The new guide says, “Reverse mortgages can be a real boon to seniors looking for a way to tap into their home’s existing equity, but they also typically come with high fees, high interest rates and other drawbacks that may make them less than ideal for some borrowers. The primary advantage of reverse mortgages – and it’s a big one – is that seniors who’ve spent years building up the equity they have in their homes can use the reverse mortgage to draw money from their equity value without having to sell their homes. That can be a huge help to many seniors on low, fixed incomes. In essence, your home will start paying YOU.”
Loan Love explains that reverse mortgages are some of the most regulated loan products around, and are also some of the most complicated. The Federal Trade Commission has a whole section of their website dedicated to helping people to understand reverse mortgages, and those who are considering availing of this type of mortgage should definitely check this out. The guide then goes on to list some of the most common advantages and disadvantages of reverse mortgages.
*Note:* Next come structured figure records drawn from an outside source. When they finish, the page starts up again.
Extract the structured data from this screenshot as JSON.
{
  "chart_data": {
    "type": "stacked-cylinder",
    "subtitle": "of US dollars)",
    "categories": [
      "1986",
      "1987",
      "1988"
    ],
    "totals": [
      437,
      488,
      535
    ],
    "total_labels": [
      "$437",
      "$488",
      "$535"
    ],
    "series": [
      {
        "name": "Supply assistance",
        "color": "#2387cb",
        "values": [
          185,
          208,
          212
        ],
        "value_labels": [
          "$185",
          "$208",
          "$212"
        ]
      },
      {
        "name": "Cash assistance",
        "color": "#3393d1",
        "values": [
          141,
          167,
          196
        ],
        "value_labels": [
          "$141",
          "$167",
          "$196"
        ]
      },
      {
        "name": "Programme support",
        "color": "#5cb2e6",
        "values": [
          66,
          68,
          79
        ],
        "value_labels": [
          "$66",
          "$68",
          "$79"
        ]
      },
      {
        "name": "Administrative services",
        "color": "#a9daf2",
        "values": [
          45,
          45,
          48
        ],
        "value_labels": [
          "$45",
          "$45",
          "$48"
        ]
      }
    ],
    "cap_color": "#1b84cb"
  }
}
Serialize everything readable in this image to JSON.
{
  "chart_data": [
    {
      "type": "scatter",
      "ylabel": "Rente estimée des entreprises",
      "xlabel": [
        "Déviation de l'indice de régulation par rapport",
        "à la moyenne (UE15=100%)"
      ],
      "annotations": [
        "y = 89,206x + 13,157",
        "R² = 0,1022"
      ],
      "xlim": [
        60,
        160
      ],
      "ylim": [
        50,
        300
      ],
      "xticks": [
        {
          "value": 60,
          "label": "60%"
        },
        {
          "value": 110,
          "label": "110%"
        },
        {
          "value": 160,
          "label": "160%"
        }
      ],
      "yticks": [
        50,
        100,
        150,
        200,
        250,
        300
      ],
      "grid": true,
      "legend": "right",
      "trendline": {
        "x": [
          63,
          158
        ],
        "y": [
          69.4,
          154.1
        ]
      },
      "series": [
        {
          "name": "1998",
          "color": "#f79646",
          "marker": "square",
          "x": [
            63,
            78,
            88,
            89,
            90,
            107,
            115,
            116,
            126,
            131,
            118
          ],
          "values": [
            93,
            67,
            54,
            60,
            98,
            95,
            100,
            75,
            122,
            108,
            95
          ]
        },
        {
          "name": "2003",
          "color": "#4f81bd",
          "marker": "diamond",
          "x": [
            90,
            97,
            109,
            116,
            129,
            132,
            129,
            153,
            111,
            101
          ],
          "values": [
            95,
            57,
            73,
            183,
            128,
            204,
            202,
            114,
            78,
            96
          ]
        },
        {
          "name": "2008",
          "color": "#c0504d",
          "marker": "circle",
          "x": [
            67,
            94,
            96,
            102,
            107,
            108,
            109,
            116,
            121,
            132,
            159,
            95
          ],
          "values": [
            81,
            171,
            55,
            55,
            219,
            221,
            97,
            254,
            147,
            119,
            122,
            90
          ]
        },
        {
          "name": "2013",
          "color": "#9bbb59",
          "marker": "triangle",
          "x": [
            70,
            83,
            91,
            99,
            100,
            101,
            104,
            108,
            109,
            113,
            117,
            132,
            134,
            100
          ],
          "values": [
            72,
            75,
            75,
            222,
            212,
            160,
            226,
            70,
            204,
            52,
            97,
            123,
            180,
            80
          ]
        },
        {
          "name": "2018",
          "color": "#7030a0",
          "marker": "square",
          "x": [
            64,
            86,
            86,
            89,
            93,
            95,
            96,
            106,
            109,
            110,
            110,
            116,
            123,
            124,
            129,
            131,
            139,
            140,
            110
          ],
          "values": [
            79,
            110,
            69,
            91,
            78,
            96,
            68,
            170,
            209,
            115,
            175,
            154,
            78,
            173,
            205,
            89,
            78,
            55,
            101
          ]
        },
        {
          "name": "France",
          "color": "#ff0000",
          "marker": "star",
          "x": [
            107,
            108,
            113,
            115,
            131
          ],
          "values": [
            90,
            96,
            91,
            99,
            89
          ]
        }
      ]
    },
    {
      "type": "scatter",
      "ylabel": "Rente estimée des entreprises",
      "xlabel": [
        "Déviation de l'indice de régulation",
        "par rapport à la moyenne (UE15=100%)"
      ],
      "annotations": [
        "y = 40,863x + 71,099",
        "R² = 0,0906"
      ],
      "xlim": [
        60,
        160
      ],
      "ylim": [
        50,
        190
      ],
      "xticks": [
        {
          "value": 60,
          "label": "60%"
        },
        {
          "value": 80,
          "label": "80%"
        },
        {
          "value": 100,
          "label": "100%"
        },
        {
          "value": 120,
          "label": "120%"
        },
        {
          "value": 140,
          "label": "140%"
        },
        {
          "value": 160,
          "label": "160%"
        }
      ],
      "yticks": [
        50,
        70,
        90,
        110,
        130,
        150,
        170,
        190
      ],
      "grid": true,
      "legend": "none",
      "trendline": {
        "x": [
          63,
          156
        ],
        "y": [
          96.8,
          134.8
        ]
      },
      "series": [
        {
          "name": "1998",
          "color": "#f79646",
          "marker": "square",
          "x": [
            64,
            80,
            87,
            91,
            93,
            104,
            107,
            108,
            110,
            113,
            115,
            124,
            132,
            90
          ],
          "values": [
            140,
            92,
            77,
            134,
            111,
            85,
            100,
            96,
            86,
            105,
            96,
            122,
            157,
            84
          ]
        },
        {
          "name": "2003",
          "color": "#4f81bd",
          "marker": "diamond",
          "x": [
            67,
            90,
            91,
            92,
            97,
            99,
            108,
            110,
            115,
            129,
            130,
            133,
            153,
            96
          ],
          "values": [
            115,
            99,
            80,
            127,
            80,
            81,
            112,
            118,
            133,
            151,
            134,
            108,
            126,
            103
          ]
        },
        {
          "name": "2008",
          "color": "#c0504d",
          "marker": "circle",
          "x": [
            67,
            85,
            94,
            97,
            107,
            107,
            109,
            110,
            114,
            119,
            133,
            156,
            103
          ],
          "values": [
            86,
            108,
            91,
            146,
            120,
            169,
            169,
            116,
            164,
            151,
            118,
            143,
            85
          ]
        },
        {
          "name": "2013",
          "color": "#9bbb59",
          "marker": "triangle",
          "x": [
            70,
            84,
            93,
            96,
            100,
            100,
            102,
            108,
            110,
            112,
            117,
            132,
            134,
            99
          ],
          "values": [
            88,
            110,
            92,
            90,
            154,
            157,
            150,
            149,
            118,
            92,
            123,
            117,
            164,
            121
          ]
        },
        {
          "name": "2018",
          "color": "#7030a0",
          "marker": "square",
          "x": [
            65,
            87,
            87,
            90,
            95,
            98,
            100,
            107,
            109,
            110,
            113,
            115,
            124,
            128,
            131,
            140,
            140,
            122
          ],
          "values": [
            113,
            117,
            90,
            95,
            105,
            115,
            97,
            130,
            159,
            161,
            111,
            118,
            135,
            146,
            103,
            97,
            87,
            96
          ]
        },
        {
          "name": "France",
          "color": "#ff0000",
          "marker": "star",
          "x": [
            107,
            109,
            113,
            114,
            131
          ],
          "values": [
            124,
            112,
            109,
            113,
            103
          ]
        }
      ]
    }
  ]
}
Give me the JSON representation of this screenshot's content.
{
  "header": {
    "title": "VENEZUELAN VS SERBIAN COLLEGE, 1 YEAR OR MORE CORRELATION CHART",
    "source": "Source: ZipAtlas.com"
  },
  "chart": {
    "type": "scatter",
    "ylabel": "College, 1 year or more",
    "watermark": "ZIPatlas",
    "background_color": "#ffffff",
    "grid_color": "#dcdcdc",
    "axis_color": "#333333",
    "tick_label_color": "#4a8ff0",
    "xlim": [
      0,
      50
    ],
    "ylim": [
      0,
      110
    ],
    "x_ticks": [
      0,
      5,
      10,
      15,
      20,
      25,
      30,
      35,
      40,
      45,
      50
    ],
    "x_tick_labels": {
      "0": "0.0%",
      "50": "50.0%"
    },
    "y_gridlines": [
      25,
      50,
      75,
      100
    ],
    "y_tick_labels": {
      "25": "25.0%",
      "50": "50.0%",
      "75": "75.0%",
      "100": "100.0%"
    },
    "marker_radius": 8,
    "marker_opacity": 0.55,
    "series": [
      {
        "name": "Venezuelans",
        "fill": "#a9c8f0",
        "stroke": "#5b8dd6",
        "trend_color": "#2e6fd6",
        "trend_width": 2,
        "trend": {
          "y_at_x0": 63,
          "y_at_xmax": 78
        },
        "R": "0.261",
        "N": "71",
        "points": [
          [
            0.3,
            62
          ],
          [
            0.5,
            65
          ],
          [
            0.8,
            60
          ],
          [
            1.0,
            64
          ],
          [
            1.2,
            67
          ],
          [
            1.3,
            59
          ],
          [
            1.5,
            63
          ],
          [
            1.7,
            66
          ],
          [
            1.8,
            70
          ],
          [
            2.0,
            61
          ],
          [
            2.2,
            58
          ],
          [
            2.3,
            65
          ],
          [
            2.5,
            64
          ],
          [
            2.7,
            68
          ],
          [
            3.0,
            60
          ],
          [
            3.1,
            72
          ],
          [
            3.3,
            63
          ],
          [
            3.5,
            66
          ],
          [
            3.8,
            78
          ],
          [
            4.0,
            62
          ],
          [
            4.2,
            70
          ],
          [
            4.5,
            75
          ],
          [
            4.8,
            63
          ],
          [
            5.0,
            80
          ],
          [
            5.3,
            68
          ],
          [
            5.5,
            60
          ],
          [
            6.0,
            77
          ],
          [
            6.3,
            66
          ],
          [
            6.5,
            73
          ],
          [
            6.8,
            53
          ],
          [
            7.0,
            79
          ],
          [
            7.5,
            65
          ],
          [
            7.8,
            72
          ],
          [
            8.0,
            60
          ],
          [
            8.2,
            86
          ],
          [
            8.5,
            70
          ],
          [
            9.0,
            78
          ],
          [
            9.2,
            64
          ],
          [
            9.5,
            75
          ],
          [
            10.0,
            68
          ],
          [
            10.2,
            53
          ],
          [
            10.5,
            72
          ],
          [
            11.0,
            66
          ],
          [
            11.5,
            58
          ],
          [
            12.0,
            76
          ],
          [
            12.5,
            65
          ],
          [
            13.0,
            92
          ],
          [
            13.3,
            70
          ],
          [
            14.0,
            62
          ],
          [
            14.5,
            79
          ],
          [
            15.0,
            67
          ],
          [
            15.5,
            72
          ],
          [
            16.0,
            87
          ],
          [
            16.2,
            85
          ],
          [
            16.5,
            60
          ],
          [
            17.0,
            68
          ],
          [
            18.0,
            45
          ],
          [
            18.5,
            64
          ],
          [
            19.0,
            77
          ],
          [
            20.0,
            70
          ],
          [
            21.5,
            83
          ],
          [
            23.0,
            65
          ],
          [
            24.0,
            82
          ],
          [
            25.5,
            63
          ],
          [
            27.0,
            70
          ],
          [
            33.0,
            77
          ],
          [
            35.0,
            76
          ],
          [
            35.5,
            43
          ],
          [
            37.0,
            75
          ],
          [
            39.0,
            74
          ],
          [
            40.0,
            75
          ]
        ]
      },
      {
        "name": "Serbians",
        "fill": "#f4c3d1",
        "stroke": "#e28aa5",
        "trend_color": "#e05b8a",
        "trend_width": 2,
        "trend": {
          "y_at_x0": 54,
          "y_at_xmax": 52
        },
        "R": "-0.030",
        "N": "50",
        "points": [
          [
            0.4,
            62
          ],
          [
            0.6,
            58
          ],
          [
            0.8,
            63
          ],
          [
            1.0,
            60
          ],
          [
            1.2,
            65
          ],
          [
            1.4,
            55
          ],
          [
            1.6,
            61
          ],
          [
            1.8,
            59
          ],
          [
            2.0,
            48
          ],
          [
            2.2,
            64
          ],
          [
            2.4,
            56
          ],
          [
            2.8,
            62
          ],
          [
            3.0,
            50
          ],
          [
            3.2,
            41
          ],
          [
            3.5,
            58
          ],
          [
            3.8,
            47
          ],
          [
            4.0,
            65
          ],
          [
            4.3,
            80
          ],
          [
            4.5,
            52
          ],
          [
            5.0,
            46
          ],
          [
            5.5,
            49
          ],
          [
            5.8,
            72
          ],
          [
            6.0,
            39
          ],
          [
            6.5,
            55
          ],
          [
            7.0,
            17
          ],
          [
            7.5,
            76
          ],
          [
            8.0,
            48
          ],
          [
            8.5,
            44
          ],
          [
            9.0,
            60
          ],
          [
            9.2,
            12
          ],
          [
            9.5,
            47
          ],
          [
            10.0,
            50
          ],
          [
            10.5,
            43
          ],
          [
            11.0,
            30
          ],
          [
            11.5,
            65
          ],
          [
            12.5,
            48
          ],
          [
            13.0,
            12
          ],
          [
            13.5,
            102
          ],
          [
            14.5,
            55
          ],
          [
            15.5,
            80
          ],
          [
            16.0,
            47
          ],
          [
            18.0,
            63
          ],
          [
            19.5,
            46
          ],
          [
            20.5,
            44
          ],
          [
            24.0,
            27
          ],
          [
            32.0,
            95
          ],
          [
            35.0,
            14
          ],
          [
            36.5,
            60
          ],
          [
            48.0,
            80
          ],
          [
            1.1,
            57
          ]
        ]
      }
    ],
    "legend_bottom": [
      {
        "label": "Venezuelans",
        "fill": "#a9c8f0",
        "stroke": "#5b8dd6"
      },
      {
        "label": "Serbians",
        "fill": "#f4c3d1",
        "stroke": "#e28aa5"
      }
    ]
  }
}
It first lists the primary advantages as:
- “You can receive the money in the way that suits your needs: as a lump sum, a line of credit or as a fixed monthly amount, and sometimes, as a combination of these.
- Loan proceeds usually don’t affect Medicare or Social Security benefits.
- Usually there are no income requirements.
- You keep the title to your home.
- Repayment does not begin until the borrower dies, sells the home or no longer uses the home as a primary residence.
- Some programs allow the borrower to live in a nursing home for up to 12 months before the loan comes due.
- You’ll never owe more than your home is worth, even if the amount you receive in monthly payments exceeds the actual value of your home.”
The article then lists some of the disadvantages of reverse mortgages:
- Loan proceeds may affect eligibility for Medicaid
- Closing costs and loan origination fees may be high
- Participation in a financial counseling program is required (though this is offered for free)
- Some loans have ongoing service fees throughout the life of the loan
- Most reverse mortgages have adjustable rates that are tied to short-term indexes
- Borrowers may end up having little to leave to their heirs
- The loan may come due if the borrower fails to pay taxes, maintenance costs, homeowners insurance or other expenses
Lastly the reverse mortgage guide says, “A reverse mortgage can be an attractive product for seniors who want to stay in their homes but need the equity to pay bills or increase their standard of living. But they are not without their risks and they can be difficult to understand. Take the time to learn about them and develop a list of questions you can discuss with the loan counselor. Only when you’re sure it’s a good fit for you should you sign on the dotted line.”